II. Les modalités principales de l'entente sur les honoraires

[10] Les principales modalités de l'entente sur les honoraires sont les suivantes :

  • L'article 3 dispose que le Canada versera la somme forfaitaire de 20 000 000 $ aux avocats du groupe en fiducie pour les frais juridiques, les débours et les taxes applicables payés dans le but d'intenter et de poursuivre le recours collectif, de négocier et de mettre en œuvre la convention de règlement, ainsi que de verser les honoraires aux représentants demandeurs;

    • oLes débours comprennent les frais des nations subventionnaires, ainsi que les coûts des avocats du groupe pour la poursuite du présent recours collectif;

  • L'article 4 prévoit le versement d'honoraires de 15 000 $ aux deux représentants demandeurs, l'ancien chef Shane Gottfriedson et l'ancien chef Garry Feschuk, pour les bandes membres du groupe.

[11] L'entente sur les honoraires tient compte des sommes déjà versées par le Canada pendant le présent recours collectif, y compris les frais anticipés.
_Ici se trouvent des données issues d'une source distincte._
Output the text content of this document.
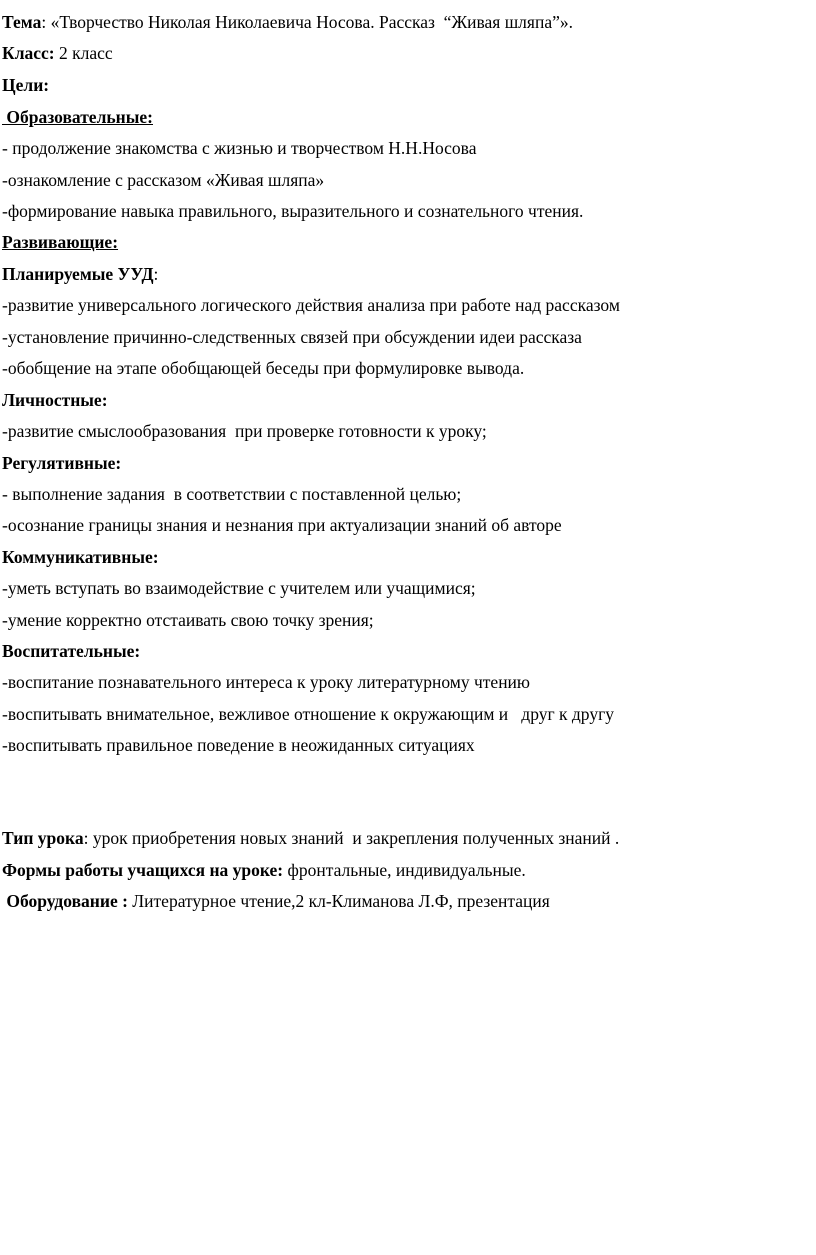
Тема: «Творчество Николая Николаевича Носова. Рассказ  “Живая шляпа”».
Класс: 2 класс
Цели:
Образовательные:
- продолжение знакомства с жизнью и творчеством Н.Н.Носова
-ознакомление с рассказом «Живая шляпа»
-формирование навыка правильного, выразительного и сознательного чтения.
Развивающие:
Планируемые УУД:
-развитие универсального логического действия анализа при работе над рассказом
-установление причинно-следственных связей при обсуждении идеи рассказа
-обобщение на этапе обобщающей беседы при формулировке вывода.
Личностные:
-развитие смыслообразования  при проверке готовности к уроку;
Регулятивные:
- выполнение задания  в соответствии с поставленной целью;
-осознание границы знания и незнания при актуализации знаний об авторе
Коммуникативные:
-уметь вступать во взаимодействие с учителем или учащимися;
-умение корректно отстаивать свою точку зрения;
Воспитательные:
-воспитание познавательного интереса к уроку литературному чтению
-воспитывать внимательное, вежливое отношение к окружающим и   друг к другу
-воспитывать правильное поведение в неожиданных ситуациях
Тип урока: урок приобретения новых знаний  и закрепления полученных знаний .
Формы работы учащихся на уроке: фронтальные, индивидуальные.
Оборудование : Литературное чтение,2 кл-Климанова Л.Ф, презентация
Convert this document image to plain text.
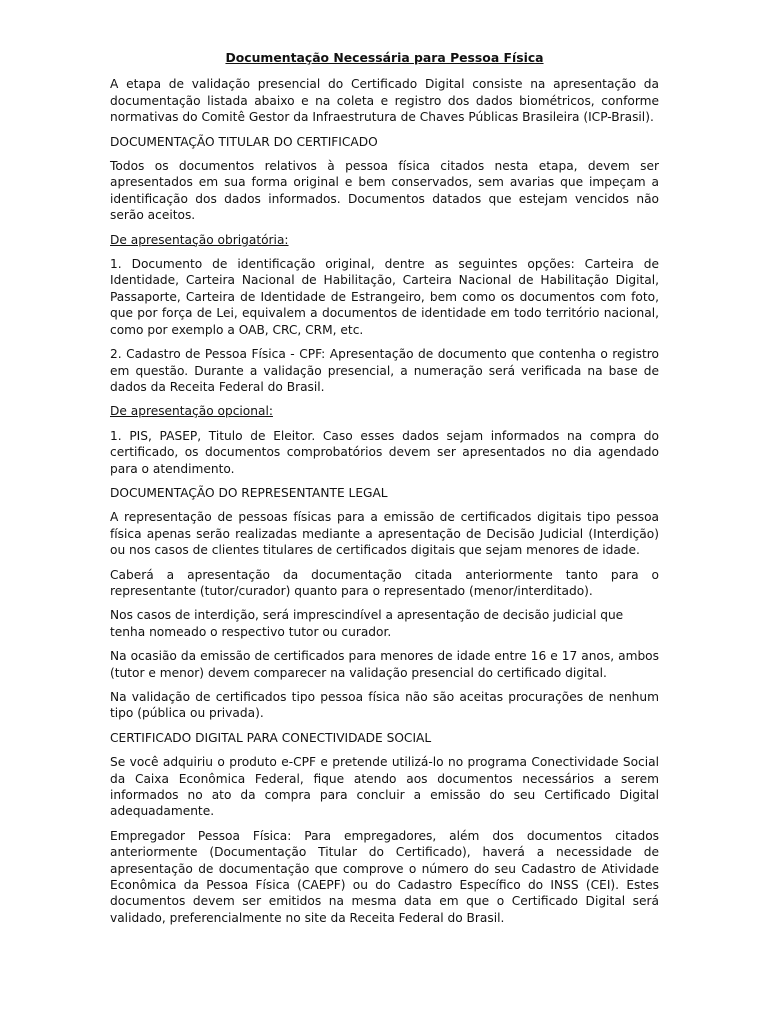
Documentação Necessária para Pessoa Física

A etapa de validação presencial do Certificado Digital consiste na apresentação da documentação listada abaixo e na coleta e registro dos dados biométricos, conforme normativas do Comitê Gestor da Infraestrutura de Chaves Públicas Brasileira (ICP-Brasil).

DOCUMENTAÇÃO TITULAR DO CERTIFICADO

Todos os documentos relativos à pessoa física citados nesta etapa, devem ser apresentados em sua forma original e bem conservados, sem avarias que impeçam a identificação dos dados informados. Documentos datados que estejam vencidos não serão aceitos.

De apresentação obrigatória:

1. Documento de identificação original, dentre as seguintes opções: Carteira de Identidade, Carteira Nacional de Habilitação, Carteira Nacional de Habilitação Digital, Passaporte, Carteira de Identidade de Estrangeiro, bem como os documentos com foto, que por força de Lei, equivalem a documentos de identidade em todo território nacional, como por exemplo a OAB, CRC, CRM, etc.

2. Cadastro de Pessoa Física - CPF: Apresentação de documento que contenha o registro em questão. Durante a validação presencial, a numeração será verificada na base de dados da Receita Federal do Brasil.

De apresentação opcional:

1. PIS, PASEP, Titulo de Eleitor. Caso esses dados sejam informados na compra do certificado, os documentos comprobatórios devem ser apresentados no dia agendado para o atendimento.

DOCUMENTAÇÃO DO REPRESENTANTE LEGAL

A representação de pessoas físicas para a emissão de certificados digitais tipo pessoa física apenas serão realizadas mediante a apresentação de Decisão Judicial (Interdição) ou nos casos de clientes titulares de certificados digitais que sejam menores de idade.

Caberá a apresentação da documentação citada anteriormente tanto para o representante (tutor/curador) quanto para o representado (menor/interditado).

Nos casos de interdição, será imprescindível a apresentação de decisão judicial que tenha nomeado o respectivo tutor ou curador.

Na ocasião da emissão de certificados para menores de idade entre 16 e 17 anos, ambos (tutor e menor) devem comparecer na validação presencial do certificado digital.

Na validação de certificados tipo pessoa física não são aceitas procurações de nenhum tipo (pública ou privada).

CERTIFICADO DIGITAL PARA CONECTIVIDADE SOCIAL

Se você adquiriu o produto e-CPF e pretende utilizá-lo no programa Conectividade Social da Caixa Econômica Federal, fique atendo aos documentos necessários a serem informados no ato da compra para concluir a emissão do seu Certificado Digital adequadamente.

Empregador Pessoa Física: Para empregadores, além dos documentos citados anteriormente (Documentação Titular do Certificado), haverá a necessidade de apresentação de documentação que comprove o número do seu Cadastro de Atividade Econômica da Pessoa Física (CAEPF) ou do Cadastro Específico do INSS (CEI). Estes documentos devem ser emitidos na mesma data em que o Certificado Digital será validado, preferencialmente no site da Receita Federal do Brasil.
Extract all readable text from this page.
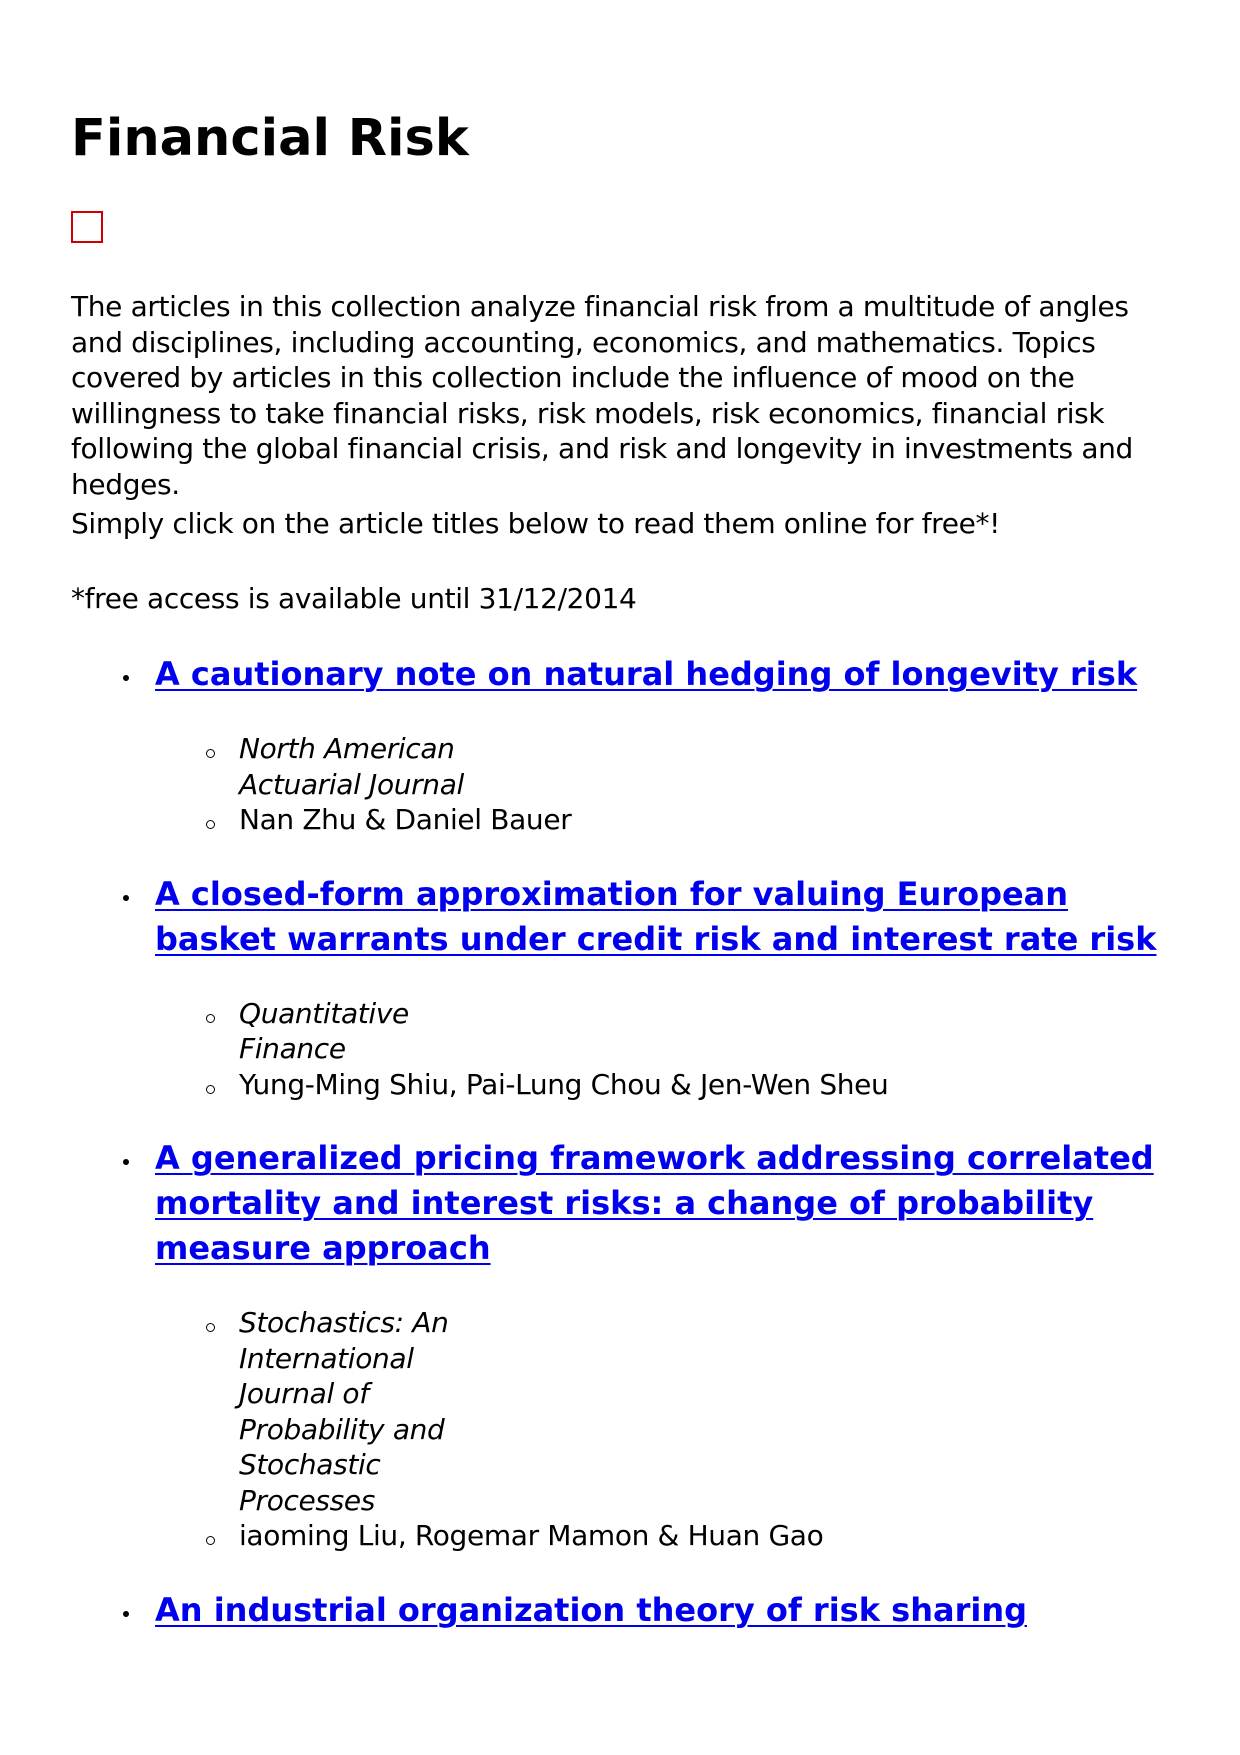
Financial Risk

The articles in this collection analyze financial risk from a multitude of angles and disciplines, including accounting, economics, and mathematics. Topics covered by articles in this collection include the influence of mood on the willingness to take financial risks, risk models, risk economics, financial risk following the global financial crisis, and risk and longevity in investments and hedges.

Simply click on the article titles below to read them online for free*!

*free access is available until 31/12/2014

A cautionary note on natural hedging of longevity risk
North American Actuarial Journal
Nan Zhu & Daniel Bauer
A closed-form approximation for valuing European basket warrants under credit risk and interest rate risk
Quantitative Finance
Yung-Ming Shiu, Pai-Lung Chou & Jen-Wen Sheu
A generalized pricing framework addressing correlated mortality and interest risks: a change of probability measure approach
Stochastics: An International Journal of Probability and Stochastic Processes
iaoming Liu, Rogemar Mamon & Huan Gao
An industrial organization theory of risk sharing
III. Les questions en litige

[12] La présente requête soulève les questions suivantes :

  1. l'approbation de l'entente sur les honoraires;

  2. l'approbation des honoraires à verser aux représentants demandeurs.

IV. Analyse

A. L'approbation de l'entente sur les honoraires

Principes généraux

[13] L'article 334.4 des Règles des Cours fédérales, DORS/98-106, dispose que la Cour approuve tous les honoraires des avocats dans un recours collectif.

[14] Le critère appliqué par la Cour lors d'une requête en approbation des honoraires de l'avocat consiste à déterminer si les honoraires sont « justes et raisonnables » dans l'ensemble des circonstances (McLean c. La Reine, 2019 CF 1077, au paragraphe 2 (McLean)).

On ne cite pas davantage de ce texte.